München – Enttäuscht von Olympia abreisen – das kann schon vorkommen in einem Sportlerleben. Aber bereits nach der Eröffnung heimfahren – das ist völlig ungewöhnlich. Stefan Gaisreiter ist 1976 in Innsbruck nach der Feier im Bergisel-Stadion ins Auto gestiegen, mit der Absicht, seine Karriere zu beenden. Dass zwei Wochen später ein Höhepunkt seiner Laufbahn folgen sollte, ahnte er nicht. Am Samstag wird der ehemalige Bobfahrer 75 Jahre alt. Wenn er von damals erzählt, merkt man, was er im Gespräch mit unserer Zeitung auch sagt: „Ich bin Enthusiast. Ein positiver Enthusiast.“
Der Ohlstädter gerät ins Schwärmen, wenn er von Olympia und Weltmeisterschaften erzählt, vom Sport aber auch den prägenden Erfahrungen abseits des Eiskanals. 1968 die erste Teilnahme an Olympischen Spielen in Grenoble, bei der „man merkte, was Olympia bedeutet“, 1972 die Spiele in Sapporo. Dazwischen, 1969 die WM in Lake Placid, die erste Reise nach Amerika für den damals 22-Jährigen. Das alles erlebte Gaisreiter aber nicht als einziger Ohlstädter.
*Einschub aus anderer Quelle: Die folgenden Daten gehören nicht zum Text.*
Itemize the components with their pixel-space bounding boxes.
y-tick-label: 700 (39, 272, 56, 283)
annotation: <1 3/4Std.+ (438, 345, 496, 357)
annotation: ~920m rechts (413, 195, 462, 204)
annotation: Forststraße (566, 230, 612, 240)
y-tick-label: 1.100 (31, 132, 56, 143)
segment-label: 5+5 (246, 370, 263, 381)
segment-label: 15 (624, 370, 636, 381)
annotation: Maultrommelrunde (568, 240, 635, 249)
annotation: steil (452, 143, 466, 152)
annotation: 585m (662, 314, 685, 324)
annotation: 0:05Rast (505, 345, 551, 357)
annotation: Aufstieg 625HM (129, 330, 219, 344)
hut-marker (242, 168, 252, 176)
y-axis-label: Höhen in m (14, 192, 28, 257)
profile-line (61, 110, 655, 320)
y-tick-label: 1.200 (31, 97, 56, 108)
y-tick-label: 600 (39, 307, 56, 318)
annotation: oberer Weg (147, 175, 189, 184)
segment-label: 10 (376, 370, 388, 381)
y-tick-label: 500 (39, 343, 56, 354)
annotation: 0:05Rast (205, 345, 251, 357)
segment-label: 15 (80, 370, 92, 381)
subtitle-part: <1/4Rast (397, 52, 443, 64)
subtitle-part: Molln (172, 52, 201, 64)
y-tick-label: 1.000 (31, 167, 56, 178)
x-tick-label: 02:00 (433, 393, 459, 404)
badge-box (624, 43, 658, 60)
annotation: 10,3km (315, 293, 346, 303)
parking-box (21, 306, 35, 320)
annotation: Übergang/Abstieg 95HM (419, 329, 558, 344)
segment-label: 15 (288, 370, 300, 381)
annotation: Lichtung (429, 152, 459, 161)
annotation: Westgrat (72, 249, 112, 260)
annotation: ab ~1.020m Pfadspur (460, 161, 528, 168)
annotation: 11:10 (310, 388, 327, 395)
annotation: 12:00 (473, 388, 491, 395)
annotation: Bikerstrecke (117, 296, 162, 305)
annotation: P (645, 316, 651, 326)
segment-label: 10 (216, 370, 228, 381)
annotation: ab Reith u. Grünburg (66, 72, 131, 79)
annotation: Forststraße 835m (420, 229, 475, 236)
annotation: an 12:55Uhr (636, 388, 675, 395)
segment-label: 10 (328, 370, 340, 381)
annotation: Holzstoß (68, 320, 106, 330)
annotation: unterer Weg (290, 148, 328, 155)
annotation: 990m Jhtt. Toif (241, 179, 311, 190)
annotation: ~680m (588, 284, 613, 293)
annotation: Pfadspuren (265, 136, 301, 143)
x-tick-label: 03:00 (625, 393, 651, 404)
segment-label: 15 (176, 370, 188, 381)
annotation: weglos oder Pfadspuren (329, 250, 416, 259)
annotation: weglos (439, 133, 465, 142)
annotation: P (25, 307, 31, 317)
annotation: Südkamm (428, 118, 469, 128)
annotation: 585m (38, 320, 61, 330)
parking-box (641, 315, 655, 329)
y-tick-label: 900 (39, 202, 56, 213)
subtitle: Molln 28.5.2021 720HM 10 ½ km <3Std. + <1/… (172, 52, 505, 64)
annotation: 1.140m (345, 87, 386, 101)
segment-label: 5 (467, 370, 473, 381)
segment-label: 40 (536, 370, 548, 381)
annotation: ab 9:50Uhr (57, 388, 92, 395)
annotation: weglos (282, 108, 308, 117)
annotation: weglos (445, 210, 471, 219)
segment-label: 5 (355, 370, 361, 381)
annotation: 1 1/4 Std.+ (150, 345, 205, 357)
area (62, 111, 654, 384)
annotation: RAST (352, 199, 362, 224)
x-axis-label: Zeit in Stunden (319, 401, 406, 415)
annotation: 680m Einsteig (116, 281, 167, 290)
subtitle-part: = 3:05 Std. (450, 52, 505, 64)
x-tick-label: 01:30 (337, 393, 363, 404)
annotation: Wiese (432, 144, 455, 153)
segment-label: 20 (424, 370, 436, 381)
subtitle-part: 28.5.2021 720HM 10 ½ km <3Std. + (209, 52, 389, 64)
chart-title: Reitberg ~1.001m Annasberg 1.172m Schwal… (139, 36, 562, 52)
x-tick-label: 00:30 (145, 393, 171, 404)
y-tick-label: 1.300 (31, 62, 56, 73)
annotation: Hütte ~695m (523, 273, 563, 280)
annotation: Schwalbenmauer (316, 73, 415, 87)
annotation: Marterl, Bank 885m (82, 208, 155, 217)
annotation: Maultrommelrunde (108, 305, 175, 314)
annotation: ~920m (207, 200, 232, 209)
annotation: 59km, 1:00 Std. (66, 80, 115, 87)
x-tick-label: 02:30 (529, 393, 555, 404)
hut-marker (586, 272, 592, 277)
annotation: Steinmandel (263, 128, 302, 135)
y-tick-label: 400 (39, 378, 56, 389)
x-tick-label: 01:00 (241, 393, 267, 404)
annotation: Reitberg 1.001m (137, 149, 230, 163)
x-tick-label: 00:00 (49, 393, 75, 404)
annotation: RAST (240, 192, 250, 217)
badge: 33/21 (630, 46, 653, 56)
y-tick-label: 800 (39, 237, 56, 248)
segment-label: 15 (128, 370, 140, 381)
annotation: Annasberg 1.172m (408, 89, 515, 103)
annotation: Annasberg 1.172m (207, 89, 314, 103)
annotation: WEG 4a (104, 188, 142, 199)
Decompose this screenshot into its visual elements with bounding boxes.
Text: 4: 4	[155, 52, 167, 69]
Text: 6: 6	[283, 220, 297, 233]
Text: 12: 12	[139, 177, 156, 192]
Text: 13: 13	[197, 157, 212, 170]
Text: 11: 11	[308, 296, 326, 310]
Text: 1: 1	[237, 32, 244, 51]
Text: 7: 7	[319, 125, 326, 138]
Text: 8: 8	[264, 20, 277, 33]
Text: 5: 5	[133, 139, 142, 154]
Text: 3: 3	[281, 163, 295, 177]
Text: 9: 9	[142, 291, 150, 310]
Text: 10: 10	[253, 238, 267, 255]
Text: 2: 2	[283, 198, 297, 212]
Das Dorf am Fuße des Heimgartens war damals eine Bob-Großmacht. Schon 1962 hatte Franz Schelle WM-Gold im Viererbob nach Hause gebracht. Ihm folgte später der Viererbob mit Gaisreiter, dem Piloten Wolfgang Zimmerer, Peter Utzschneider sowie dem inzwischen verstorbenen Walter Steinbauer. Das Quartett des SV Ohlstadt holte unter anderem Gold bei der WM 1969 und Bronze bei Olympia 1972 (Zimmerer gewann dort auch Gold im Zweier-Bob).
Für Gaisreiter, den Jüngsten im Team, gab es allerdings hin und wieder Enttäuschungen zu verarbeiten. Zu Großveranstaltungen wurde er auch mal ausgewechselt. „Sportlich war das immer in Ordnung, aber wenn man dazugehört, ist das einfach hart“, meint Gaisreiter. Bei Olympia 76 war er seit zwei Jahren selbst Pilot, dort setzte es dann die nächste Ernüchterung: Der amtierende Deutsche Meister bekam mit dem Anschieber Donat Ertel keinen der beiden BRD-Startplätze. „Niederschmetternd“ sei das gewesen, „für jemanden, der so mit Leidenschaft dabei ist“, sagt er.
Nach der verbitterten Autofahrt nach Hause habe ihn dann seine Frau überredet weiterzufahren. „Am nächsten Tag bin ich wieder hin“, erinnert er sich. Zumindest am Viererbob-Training konnte der hauptberufliche Installateur so noch teilnehmen.
Ganz anders lief es zwei Wochen später. Bei der EM im schweizerischen St. Moritz holte er Gold. Mit Donat Ertel, Hans Wagner und Walter Gillik verwies er die Medaillengewinner von Olympia auf die Plätze zwei bis vier. „Mein größter Erfolg“, sagt Gaisreiter, „eben wegen der Vorgeschichte“. Auch WM-Gold 1979 am Königssee kann für ihn da nicht mithalten. Olympia-Gold könnte es wohl – und das war auch anvisiert, bei den Spielen 1980 in Lake Placid. Doch diese erlebte er nicht vor Ort. Doch immerhin erlebte er sie.
Bei einem Sturz zwei Wochen zuvor bei der Bob-EM (wieder St. Moritz) riss es ihm den Helm vom Kopf und er blieb, „wie es danach zumindest analysiert wurde“, an einer vorstehenden Holzbohle hängen, wobei eine seiner Halsschlagadern getroffen wurde. „Fast wäre ich verblutet“, so Gaisreiter, der seine Karriere im Anschluss beendete. „Mein Olympiasieg war dann ein anderer“, sagt er lächelnd. Am Tag der Entscheidung im Viererbob wurde er zum zweiten Mal Vater, seine Tochter kam zur Welt.
Dem Bobsport ist er noch verbunden. Beim Bob- und Rodelclub Ohlstadt ist er technischer Leiter. Aktuell bemühe er sich um eine Frauen-Mannschaft und sei „dort auch optimistisch“. Ein Traum ist ihm trotz der manchmal bitteren Erfahrungen geblieben: Olympia. Seit Berchtesgaden 1992 war er stets Botschafter der gescheiterten Bewerbungen. Dass Winter-Olympia nach Süddeutschland kommt, „dafür will ich mich weiter einsetzen“, sagt Gaisreiter.